A California mortgage lender agreed to pay $3.5 million to the Consumer Financial Protection Bureau over allegations it paid kickbacks for referrals.

Prospect Mortgage, based in Sherman Oaks, Calif., was accused of using a variety of schemes from at least 2011 through 2016 to pay kickbacks for referrals of mortgage business in violation of the Real Estate Settlement Procedures Act (RESPA). The 1974 law is meant to eliminate kickbacks or referral fees that tend to increase unnecessarily the costs of certain settlement services.

The CFPB also took action against two real estate brokers and a mortgage servicer that allegedly took kickbacks from Prospect. The brokers, RGC Services, based in Ventura, Calif., and Willamette Legacy, based in Corvallis, Ore., and the servicer, Planet Home Lending, of Meriden, Conn., will pay a combined $495,000 in consumer relief, repayment of ill-gotten gains, and penalties, the CFPB said.

Sending a Message

“Today’s action sends a clear message that it is illegal to make or accept payments for mortgage referrals,” CFPB Director Richard Cordray said in a news release. “We will hold both sides of these improper arrangements accountable for breaking the law, which skews the real estate market to the disadvantage of consumers and honest businesses.”

The consent order said Prospect Mortgage entered into lead agreements with more than 200 different counterparties, most of which were real estate brokers. Under those agreements, Prospect paid the counterparty for each lead it received.

Prospect Mortgage is one of the largest independent retail mortgage lenders in the U.S., according to the CFPB. The company said that under a new leadership team, it has rebuilt its legal, regulatory and compliance practices.

”Today’s settlement with the CFPB regarding alleged origination practices initiated under the prior management team, closes an important chapter in the company’s history,” a company spokesman said in an e-mailed statement to Bloomberg BNA. “We appreciate our engagement with the CFPB’s supervision division over the past two years as we completed this transformation. In closing, the company has neither confirmed or denied the facts or charges alleged by the CFPB.”

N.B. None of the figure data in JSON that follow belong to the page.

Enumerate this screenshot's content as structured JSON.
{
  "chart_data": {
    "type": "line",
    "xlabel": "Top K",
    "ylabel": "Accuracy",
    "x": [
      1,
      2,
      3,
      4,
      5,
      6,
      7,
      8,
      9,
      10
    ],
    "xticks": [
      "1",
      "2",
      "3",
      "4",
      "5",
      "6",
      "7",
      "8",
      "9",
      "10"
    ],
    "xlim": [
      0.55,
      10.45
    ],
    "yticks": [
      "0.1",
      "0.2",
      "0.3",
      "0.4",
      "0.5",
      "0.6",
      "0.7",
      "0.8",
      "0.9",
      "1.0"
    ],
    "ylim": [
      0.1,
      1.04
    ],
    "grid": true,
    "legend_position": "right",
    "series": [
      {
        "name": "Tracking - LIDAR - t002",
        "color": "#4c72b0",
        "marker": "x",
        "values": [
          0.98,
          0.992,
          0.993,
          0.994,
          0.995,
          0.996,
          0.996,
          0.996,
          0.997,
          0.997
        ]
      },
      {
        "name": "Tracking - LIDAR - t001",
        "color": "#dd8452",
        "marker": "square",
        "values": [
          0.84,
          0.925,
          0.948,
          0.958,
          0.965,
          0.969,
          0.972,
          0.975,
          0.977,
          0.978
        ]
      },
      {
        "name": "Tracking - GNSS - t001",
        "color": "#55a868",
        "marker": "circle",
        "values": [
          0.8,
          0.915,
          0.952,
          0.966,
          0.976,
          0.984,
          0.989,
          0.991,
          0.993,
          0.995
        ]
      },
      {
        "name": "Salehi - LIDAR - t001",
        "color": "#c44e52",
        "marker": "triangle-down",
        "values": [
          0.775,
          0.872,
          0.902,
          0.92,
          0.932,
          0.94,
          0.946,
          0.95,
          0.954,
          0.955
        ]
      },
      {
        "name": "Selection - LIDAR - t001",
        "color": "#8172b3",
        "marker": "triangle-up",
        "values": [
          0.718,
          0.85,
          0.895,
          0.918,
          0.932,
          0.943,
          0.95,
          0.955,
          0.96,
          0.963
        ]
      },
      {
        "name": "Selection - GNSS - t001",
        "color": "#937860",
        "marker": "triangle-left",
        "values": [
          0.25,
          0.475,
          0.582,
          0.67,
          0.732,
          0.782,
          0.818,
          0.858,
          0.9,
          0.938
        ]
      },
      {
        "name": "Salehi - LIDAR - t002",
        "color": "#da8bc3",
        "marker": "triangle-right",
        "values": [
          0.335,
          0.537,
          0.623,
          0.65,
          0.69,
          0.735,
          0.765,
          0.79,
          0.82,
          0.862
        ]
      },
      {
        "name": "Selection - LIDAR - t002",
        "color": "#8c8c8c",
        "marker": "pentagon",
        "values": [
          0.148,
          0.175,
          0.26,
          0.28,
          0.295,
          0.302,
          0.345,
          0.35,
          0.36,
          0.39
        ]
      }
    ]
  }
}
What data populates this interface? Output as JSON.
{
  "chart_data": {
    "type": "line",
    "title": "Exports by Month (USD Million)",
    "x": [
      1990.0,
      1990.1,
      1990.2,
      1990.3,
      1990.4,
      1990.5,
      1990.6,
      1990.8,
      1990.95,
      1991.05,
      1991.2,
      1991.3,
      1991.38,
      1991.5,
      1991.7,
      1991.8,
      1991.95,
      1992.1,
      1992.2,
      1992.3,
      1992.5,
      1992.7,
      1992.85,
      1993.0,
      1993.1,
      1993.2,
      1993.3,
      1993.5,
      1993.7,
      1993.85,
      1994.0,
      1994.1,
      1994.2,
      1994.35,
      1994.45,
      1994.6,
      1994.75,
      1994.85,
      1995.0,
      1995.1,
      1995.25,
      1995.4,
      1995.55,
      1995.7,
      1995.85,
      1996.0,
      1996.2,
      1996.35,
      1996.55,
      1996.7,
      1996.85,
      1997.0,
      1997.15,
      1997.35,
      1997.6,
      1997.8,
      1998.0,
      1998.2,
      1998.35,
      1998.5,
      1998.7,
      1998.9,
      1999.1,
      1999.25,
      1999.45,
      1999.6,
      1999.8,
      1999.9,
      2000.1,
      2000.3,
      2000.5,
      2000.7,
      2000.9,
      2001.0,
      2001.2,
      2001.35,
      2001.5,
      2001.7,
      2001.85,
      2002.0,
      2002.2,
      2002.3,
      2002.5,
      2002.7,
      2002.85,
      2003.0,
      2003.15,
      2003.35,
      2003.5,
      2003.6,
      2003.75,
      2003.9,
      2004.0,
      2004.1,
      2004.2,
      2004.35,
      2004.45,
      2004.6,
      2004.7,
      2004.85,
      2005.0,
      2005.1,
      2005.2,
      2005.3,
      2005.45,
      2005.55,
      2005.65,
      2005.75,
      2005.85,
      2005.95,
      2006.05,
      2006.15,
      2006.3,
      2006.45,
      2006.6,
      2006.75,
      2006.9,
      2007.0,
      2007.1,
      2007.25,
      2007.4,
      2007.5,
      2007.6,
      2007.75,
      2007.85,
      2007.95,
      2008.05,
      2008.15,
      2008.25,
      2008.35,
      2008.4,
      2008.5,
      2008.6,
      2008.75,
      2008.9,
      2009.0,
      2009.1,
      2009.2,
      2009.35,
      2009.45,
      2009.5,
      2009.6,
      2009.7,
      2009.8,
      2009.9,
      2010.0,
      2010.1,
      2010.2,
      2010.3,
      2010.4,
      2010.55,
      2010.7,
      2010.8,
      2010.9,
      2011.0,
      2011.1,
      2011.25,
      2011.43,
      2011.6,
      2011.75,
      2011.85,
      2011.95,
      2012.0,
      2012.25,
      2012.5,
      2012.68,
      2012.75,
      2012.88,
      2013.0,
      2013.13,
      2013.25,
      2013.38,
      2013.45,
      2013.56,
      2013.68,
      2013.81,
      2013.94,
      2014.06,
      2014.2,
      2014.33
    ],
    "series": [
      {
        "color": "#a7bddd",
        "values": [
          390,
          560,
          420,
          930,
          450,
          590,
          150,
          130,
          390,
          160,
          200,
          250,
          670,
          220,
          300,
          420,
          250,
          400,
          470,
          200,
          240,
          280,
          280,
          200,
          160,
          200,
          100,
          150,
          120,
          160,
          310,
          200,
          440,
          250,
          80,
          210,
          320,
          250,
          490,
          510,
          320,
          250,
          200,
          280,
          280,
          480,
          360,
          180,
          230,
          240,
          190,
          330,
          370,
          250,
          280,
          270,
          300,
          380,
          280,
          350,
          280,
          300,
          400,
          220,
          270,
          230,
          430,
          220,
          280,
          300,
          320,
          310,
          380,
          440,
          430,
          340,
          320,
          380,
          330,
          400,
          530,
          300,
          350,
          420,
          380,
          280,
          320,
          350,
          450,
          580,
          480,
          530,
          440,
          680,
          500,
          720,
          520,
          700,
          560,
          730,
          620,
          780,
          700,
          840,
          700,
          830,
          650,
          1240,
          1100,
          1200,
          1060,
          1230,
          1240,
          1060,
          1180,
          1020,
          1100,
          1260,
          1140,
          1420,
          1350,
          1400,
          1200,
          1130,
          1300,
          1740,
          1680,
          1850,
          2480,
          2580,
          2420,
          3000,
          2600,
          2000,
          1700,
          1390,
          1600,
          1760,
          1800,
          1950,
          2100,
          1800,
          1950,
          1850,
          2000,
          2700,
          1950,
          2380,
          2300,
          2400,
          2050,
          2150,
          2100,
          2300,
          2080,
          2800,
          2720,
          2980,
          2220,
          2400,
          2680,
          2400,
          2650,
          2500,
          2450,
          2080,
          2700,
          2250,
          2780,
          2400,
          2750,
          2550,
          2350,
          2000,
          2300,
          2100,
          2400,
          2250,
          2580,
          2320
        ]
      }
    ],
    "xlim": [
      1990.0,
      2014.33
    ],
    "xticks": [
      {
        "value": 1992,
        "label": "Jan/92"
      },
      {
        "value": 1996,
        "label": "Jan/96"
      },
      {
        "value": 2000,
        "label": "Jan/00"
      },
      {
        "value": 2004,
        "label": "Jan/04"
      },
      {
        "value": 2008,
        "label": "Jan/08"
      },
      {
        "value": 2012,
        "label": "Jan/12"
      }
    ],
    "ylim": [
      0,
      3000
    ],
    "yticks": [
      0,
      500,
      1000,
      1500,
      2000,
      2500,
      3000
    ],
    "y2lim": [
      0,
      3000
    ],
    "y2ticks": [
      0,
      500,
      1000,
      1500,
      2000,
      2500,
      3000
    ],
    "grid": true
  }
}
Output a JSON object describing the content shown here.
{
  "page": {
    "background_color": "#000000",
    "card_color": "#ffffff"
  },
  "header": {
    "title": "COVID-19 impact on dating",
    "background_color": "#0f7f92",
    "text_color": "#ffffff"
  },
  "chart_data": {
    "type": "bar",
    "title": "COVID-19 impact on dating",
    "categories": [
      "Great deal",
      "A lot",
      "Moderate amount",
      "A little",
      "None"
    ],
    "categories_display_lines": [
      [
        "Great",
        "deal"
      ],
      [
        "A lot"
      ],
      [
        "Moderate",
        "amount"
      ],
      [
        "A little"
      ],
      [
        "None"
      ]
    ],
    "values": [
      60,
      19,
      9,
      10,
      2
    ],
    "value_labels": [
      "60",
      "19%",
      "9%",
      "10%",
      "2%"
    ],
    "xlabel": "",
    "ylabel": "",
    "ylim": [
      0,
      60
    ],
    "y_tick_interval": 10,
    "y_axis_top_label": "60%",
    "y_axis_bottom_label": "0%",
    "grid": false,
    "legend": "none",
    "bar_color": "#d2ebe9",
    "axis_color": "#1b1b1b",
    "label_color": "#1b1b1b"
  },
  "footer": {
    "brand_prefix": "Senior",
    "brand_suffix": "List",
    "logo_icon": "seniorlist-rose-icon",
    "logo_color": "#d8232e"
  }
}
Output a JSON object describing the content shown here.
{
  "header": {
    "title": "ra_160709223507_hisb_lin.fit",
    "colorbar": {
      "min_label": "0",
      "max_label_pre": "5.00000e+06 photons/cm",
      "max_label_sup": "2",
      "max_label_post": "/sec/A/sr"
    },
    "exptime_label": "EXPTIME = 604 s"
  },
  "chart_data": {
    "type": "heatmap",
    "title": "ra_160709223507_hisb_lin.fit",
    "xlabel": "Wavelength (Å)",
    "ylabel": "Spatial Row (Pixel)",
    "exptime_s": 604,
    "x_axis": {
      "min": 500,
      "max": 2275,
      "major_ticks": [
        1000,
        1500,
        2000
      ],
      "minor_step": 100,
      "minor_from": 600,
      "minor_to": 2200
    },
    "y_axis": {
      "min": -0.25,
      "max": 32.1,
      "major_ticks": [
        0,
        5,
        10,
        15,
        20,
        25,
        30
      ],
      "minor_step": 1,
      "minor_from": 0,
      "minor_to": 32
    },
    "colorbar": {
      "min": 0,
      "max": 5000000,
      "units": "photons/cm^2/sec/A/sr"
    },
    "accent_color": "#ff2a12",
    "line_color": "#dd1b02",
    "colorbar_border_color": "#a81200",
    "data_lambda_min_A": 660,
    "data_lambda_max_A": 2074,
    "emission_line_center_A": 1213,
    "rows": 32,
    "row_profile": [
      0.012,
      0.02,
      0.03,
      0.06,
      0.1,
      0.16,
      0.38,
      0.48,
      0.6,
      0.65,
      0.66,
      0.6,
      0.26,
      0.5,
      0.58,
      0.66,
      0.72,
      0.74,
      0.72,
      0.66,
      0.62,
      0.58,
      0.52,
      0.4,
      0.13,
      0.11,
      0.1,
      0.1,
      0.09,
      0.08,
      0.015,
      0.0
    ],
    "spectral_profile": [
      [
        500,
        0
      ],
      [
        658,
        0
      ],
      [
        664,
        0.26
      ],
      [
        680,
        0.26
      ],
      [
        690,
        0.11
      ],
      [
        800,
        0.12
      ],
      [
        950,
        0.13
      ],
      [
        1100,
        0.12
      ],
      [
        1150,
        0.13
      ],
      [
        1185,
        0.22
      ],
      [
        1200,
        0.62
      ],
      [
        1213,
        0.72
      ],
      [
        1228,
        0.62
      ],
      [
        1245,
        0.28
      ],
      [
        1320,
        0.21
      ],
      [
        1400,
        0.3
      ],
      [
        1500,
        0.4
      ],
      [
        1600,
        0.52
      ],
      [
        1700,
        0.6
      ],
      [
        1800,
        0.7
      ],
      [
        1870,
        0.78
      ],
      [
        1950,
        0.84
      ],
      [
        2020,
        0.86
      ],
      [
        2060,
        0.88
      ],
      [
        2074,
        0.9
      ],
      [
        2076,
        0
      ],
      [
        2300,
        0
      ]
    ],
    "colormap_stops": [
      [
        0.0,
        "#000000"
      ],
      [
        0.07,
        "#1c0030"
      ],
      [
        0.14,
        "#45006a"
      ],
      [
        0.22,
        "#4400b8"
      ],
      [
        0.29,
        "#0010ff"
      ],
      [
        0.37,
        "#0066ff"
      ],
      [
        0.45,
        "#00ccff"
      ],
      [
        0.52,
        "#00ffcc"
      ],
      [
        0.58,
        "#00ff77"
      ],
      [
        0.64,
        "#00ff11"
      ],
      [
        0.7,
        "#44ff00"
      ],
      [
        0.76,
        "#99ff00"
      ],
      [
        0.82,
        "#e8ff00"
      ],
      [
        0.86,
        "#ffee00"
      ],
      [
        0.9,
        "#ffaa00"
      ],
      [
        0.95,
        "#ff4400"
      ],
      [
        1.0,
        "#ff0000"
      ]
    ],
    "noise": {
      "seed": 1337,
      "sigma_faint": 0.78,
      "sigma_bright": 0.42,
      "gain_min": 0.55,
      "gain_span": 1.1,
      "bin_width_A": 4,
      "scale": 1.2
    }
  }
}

Last year, a three-judge panel ruled against the CFPB in a separate action that also involved allegations of illegal kickbacks under RESPA. However, that case—which started as an enforcement action against PHH Corp. of Mount Laurel, N.J.—involved captive reinsurance arrangements.

Although all three judges ruled against the CFPB on the RESPA question, two judges said the CFPB’s leadership structure violates the U.S. Constitution. The CFPB has asked the D.C. Circuit’s full bench to review that ruling.